Nas vielas estreitas, porém, nada é 100% no Irene -bairro encravado no Capão Redondo, um dos distritos mais pobres e violentos da capital paulista.
No Capão, a renda média dos chefes de família -incluídos na conta, claro, apenas os que ainda têm renda- é de R$ 711 por mês, o que faz a região ser a terceira em número de atendidos pelos programas sociais da prefeitura. Ganha-se por lá o equivalente a poucos mais de 10% da renda média mensal no Morumbi -R$ 6.500.
No ano passado, a cada grupo de 100 mil habitantes do Capão, 76,74 foram assassinados -a maior causa de morte no distrito.
"Tem homicídio e roubo, mas aqui o problema mesmo é o tráfico", diz o soldado Roberto Venceslau, 38, 15 deles na Polícia Militar. O soldado Venceslau conheceu o pai de Cafu há 12 anos, quando seu Célio, 59, ainda era pintor de carros da Administração Regional do Campo Limpo.
Naquela época, dizem os moradores, ainda era possível ficar na rua até de madrugada.
"Hoje, os traficantes nos respeitam, mas a gente tem medo de briga de gangue, de estupro, de bala perdida", diz Maria Roseli da Silva, 14, pernambucana que largou os estudos na 6ª série.
Maria é a típica moradora do Capão. Como ela, 68% dos chefes de família são migrantes nordestinos, e 63% dos moradores têm, no máximo, sete anos de estudo.
"Aqui, viu tijolo quebrado é a senha. Eles escondem a droga nos buracos", completa o policial.

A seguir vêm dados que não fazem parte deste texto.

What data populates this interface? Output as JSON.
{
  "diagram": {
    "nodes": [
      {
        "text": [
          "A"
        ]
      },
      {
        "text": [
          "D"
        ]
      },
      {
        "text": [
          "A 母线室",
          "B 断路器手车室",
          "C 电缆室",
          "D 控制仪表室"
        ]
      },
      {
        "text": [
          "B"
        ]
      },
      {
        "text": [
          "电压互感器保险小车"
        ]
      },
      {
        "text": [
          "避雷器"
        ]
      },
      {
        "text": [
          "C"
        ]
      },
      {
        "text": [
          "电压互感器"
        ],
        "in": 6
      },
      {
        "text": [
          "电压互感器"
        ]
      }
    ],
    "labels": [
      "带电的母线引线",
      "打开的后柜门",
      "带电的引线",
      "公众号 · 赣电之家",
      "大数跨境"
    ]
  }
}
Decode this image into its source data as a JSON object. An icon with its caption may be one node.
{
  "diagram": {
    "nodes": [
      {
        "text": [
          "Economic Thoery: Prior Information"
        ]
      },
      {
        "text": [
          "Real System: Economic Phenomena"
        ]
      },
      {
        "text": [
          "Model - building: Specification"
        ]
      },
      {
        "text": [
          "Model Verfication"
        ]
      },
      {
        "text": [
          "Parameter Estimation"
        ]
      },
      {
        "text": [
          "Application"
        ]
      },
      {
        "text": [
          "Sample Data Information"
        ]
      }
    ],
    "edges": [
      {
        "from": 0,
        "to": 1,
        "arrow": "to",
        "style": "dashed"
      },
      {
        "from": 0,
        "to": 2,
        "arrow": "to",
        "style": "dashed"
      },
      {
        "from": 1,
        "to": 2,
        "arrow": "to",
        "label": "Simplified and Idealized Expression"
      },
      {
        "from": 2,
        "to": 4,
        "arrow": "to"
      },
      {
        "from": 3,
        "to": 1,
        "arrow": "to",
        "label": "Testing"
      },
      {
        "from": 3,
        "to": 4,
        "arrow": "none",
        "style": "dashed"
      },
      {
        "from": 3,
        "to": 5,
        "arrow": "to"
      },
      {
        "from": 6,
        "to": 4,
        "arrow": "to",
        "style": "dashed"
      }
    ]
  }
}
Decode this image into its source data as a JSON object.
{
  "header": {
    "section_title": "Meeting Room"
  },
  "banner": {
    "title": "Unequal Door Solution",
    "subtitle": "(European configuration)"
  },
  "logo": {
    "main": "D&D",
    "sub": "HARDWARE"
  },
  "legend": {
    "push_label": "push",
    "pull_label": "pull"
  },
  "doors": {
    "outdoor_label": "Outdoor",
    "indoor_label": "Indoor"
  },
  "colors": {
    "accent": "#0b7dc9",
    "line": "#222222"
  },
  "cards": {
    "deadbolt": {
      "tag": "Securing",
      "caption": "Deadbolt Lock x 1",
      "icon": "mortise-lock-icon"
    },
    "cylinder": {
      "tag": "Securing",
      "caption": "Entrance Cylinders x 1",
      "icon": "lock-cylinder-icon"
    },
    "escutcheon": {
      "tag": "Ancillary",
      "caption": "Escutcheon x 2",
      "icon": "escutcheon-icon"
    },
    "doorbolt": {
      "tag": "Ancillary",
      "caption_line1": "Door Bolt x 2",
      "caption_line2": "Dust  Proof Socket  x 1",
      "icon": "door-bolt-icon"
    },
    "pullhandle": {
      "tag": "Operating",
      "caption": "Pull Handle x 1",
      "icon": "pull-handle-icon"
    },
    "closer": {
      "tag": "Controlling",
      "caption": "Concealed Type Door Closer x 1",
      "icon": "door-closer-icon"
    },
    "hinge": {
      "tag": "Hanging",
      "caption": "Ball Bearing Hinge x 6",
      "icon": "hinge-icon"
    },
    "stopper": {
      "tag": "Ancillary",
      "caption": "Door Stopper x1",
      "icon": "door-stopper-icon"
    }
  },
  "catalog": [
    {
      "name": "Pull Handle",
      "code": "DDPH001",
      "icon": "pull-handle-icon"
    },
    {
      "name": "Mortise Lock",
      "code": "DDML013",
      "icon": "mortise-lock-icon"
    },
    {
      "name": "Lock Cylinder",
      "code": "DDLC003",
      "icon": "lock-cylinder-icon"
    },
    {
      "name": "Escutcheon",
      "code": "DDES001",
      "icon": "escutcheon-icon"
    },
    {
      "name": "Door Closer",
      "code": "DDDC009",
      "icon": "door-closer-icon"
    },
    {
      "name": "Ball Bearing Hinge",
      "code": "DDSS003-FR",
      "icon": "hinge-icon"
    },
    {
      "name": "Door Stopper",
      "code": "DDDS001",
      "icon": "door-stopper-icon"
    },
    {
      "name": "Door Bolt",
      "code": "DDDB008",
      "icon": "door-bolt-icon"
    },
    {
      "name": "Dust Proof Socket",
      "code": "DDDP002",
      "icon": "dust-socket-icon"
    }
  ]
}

E tijolo não falta. A paisagem no Jardim Irene é naquele tom amarronzado-puxadinho. Tudo por lá é autoconstruído. Muitas dessas construções foram erguidas em áreas públicas e, como invasões, só têm luz de gambiarra e vivem sem coleta de esgoto.
O esgoto, aliás, empresta ao Jardim Irene um odor peculiar. Seu principal destino é o córrego Pirajussara, onde Cafu nadava quando era criança. Hoje, canalizá-lo é uma prioridade da prefeitura.
Mas enquanto isso não acontece, a viela sem asfalto -e muito mato- que margeia o córrego é conhecida como rua da Bosta. Motivos óbvios. Da rua da Bosta, o visitante deve cruzar uma ponte para chegar ao outro lado. Já estará em Embu das Artes, na Grande São Paulo. Lá fica o campo de várzea onde Cafu namorava Regina e dava os primeiros arranques.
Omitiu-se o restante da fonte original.